Катерина замолкла, и все оглянулись. Сзади, норовя их обогнать, косолапо шагал Князь; на плече у него поблескивала коса с широким крюком, за поясом болтался брусок. За ним неотвязно трусил черный лохматый пес.

— Здравствуй, Афанасий Ильич, — ровно сказала Авдотья, а Татьяна и Катерина поклонились.

Князь не произнес ни звука. Дотронувшись пальцами до картуза, он обогнал женщин и прибавил шагу.

— Прише-ол, — с удивлением протянула Катерина. — Кто же это его, медведя, пронял?

— Надежда, наверно, — с усмешкой проговорила Авдотья. — Она умеет.

«Надо бы сказать Авдотье Егорьевне про письмо», — подумала было Татьяна и промолчала. Но ей словно уже легче стало. Что же, всегда так бывает: горе властвует над человеком, пока он один; горе отступает, истаивает, когда выходишь на люди.

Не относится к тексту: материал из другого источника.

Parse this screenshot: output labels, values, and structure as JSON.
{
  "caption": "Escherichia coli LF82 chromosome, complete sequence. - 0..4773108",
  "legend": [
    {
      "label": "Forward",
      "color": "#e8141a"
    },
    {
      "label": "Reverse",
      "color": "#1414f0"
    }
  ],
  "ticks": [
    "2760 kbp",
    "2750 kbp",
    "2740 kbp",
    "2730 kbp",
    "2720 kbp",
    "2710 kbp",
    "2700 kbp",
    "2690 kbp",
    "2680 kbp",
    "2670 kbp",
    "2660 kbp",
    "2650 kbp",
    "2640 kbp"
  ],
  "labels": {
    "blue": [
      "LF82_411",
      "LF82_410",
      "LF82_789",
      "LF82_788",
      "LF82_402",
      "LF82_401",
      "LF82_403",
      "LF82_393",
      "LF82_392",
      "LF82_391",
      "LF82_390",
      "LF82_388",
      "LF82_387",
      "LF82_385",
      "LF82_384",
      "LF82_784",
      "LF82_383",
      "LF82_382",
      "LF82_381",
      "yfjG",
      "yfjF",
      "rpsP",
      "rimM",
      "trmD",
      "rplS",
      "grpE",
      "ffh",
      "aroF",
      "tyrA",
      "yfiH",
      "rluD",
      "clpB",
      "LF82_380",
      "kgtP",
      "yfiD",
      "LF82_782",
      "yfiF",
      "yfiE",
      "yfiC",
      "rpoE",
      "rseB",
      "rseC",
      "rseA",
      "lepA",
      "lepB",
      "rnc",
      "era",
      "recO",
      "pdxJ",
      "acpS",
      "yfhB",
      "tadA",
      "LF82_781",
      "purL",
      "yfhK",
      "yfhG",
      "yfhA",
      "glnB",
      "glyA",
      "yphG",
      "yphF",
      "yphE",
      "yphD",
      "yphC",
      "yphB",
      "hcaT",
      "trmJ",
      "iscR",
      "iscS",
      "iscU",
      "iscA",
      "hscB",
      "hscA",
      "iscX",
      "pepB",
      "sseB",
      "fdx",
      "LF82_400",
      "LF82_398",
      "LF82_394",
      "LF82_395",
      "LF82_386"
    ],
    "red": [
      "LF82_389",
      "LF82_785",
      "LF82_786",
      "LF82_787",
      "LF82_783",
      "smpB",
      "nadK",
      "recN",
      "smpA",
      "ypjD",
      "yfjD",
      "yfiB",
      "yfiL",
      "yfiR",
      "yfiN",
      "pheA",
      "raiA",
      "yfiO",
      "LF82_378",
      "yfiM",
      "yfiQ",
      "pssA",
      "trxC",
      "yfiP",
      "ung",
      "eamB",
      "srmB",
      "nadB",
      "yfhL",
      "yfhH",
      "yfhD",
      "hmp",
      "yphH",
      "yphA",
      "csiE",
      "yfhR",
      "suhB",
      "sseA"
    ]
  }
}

Николай Логунов, бригадир, ждал косцов на меже, нетерпеливо обратив к ним худое суровое лицо. Он сразу же пошел, припадая на больную ногу, к тому краю поля, с какого надо было зажинать. Остро отточенная коса колыхалась за его плечом: нынче он работал вместе со всеми колхозниками.

Нестройной гурьбой двинулись за ним косари и вязальщики. Здесь кроме Авдотьи, Катерины, Татьяны и Князя были кряжистый старик Иван Дмитрич Корягин со старшей дочерью, солдаткой Любашей Карасевой, Яков Хвощ, старик, не в пример Корягину, сухой и жидковатый, молодая Надежда Поветьева, Клюиха, Дилиган и зять его, раскосый, угрюмый Леска Бахарев.

Николай оглядел всю группу и сказал:

— Зачинай, Иван Дмитрич!

Корягин выступил вперед и снял косу с плеча.

— Анна, ступай за ним.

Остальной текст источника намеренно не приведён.